入学式も無事終わり、和成とは同じクラスだった。二人揃って喜び合う合間にも、気になるのは彼の事。
ーー滝澤 貴文(タキザワ タカフミ)
その姿を見付けた瞬間、心が跳び跳ねた。何度も何度も頭のなかで忘れないようにと想っていた相手。

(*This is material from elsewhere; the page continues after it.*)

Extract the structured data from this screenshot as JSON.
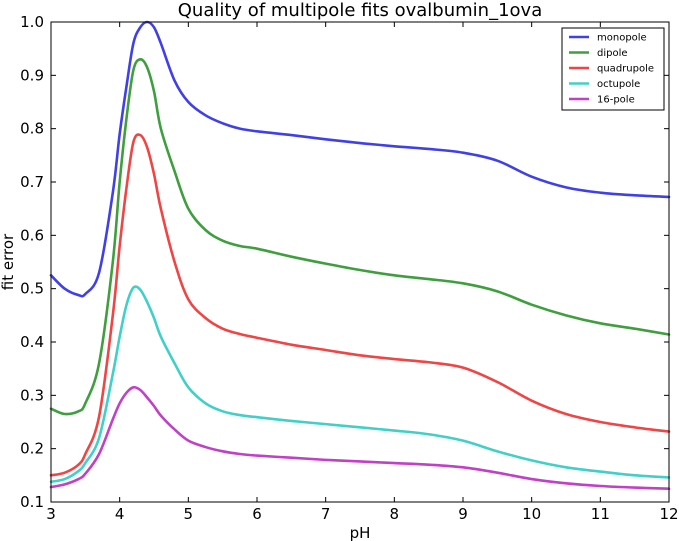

偶然にも同じクラスで、その人は今、同じ教室で同じ空気を吸っている。
夢にまで見た光景が現実になっている、信じられないがこれは夢では無いのだ。
落ち着かない気持ちで問い掛ける。
「…あそこのさ、ほら」
担任の先生はまだ来ないのか、ざわつく教室で一人読書を読んでいる滝澤に指を指す。
「ああ、滝澤?同じ中学だったんだけどさ、一匹狼で有名だったなぁ。なに、知ってんの?」
「ちょっとねー。イケメンだな、って思って」
知ってるも何も想いを寄せているなど言えるわけもなく、彼の一つを知ることが出来、焦る気持ちを隠しながら平常心を保ちつつ返答する。
「え、はるちゃんそっち系?」
「えー?冗談でもキツいこと言わないでよ女の子系ですー」
面白半分でオカマの振りなのか、顎にてを当てて笑う和成。
此処に入学する前。
中学校の同級生である友達に、自分が都会にある男子校に入学すると伝えた時だった。男子校ならではなのか、同性愛も有ると言っていたのだ。
自分がホモだと思いたくは無かったが、彼に出会ってしまった時点でその仲間入りをしてしまっている。

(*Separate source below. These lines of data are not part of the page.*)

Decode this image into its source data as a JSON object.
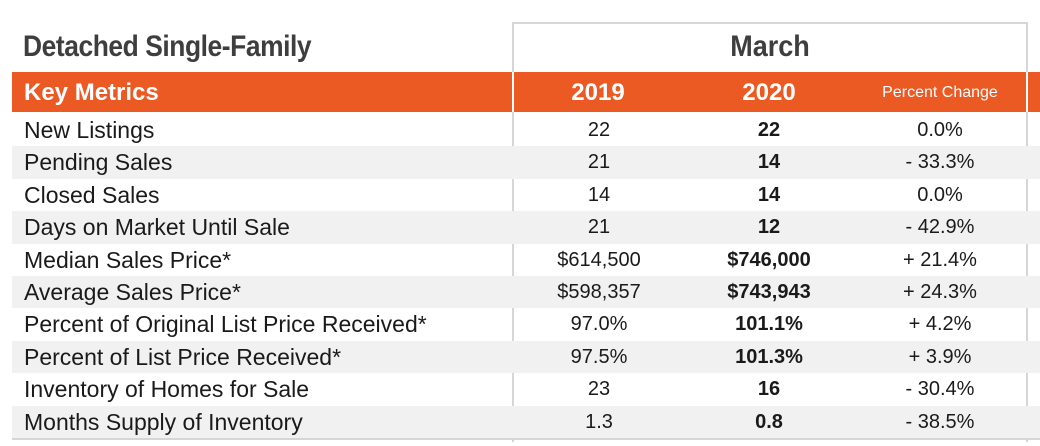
{
  "title": "Detached Single-Family",
  "period": "March",
  "header": {
    "label": "Key Metrics",
    "year1": "2019",
    "year2": "2020",
    "change": "Percent Change"
  },
  "colors": {
    "accent": "#ec5a24",
    "shade": "#f1f1f1",
    "text": "#1a1a1a"
  },
  "rows": [
    {
      "metric": "New Listings",
      "v2019": "22",
      "v2020": "22",
      "change": "0.0%"
    },
    {
      "metric": "Pending Sales",
      "v2019": "21",
      "v2020": "14",
      "change": "- 33.3%"
    },
    {
      "metric": "Closed Sales",
      "v2019": "14",
      "v2020": "14",
      "change": "0.0%"
    },
    {
      "metric": "Days on Market Until Sale",
      "v2019": "21",
      "v2020": "12",
      "change": "- 42.9%"
    },
    {
      "metric": "Median Sales Price*",
      "v2019": "$614,500",
      "v2020": "$746,000",
      "change": "+ 21.4%"
    },
    {
      "metric": "Average Sales Price*",
      "v2019": "$598,357",
      "v2020": "$743,943",
      "change": "+ 24.3%"
    },
    {
      "metric": "Percent of Original List Price Received*",
      "v2019": "97.0%",
      "v2020": "101.1%",
      "change": "+ 4.2%"
    },
    {
      "metric": "Percent of List Price Received*",
      "v2019": "97.5%",
      "v2020": "101.3%",
      "change": "+ 3.9%"
    },
    {
      "metric": "Inventory of Homes for Sale",
      "v2019": "23",
      "v2020": "16",
      "change": "- 30.4%"
    },
    {
      "metric": "Months Supply of Inventory",
      "v2019": "1.3",
      "v2020": "0.8",
      "change": "- 38.5%"
    }
  ]
}
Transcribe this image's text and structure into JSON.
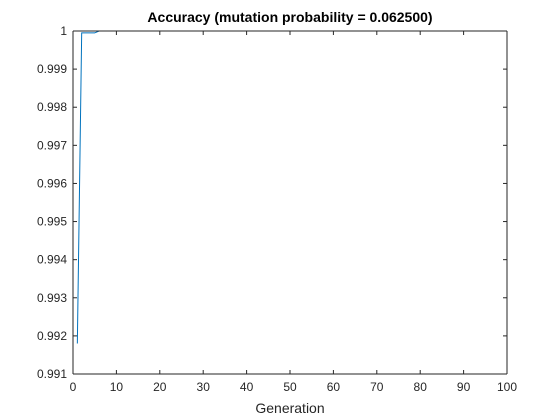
{
  "chart_data": {
    "type": "line",
    "title": "Accuracy (mutation probability = 0.062500)",
    "xlabel": "Generation",
    "ylabel": "",
    "xlim": [
      0,
      100
    ],
    "ylim": [
      0.991,
      1
    ],
    "x_ticks": [
      "0",
      "10",
      "20",
      "30",
      "40",
      "50",
      "60",
      "70",
      "80",
      "90",
      "100"
    ],
    "y_ticks": [
      "0.991",
      "0.992",
      "0.993",
      "0.994",
      "0.995",
      "0.996",
      "0.997",
      "0.998",
      "0.999",
      "1"
    ],
    "grid": false,
    "series": [
      {
        "color": "#0072BD",
        "x": [
          1,
          2,
          3,
          4,
          5,
          6,
          7,
          8,
          9,
          10,
          20,
          30,
          40,
          50,
          60,
          70,
          80,
          90,
          100
        ],
        "y": [
          0.9918,
          0.99995,
          0.99995,
          0.99995,
          0.99995,
          1,
          1,
          1,
          1,
          1,
          1,
          1,
          1,
          1,
          1,
          1,
          1,
          1,
          1
        ]
      }
    ]
  }
}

男に片想いしている今、好都合としか言えない状態な訳だが、だからと言ってカミングアウトするのは勘弁して欲しかった。
もしバレて噂が回ってしまえば、自ずと彼の耳にまで届くだろう。
きっと軽蔑されてしまう。
まだ話してすらいないのに。
仲良くなる前にそうなるのは避けたかった。
和成の行動に笑いながら、やっぱり考えるのは彼の事。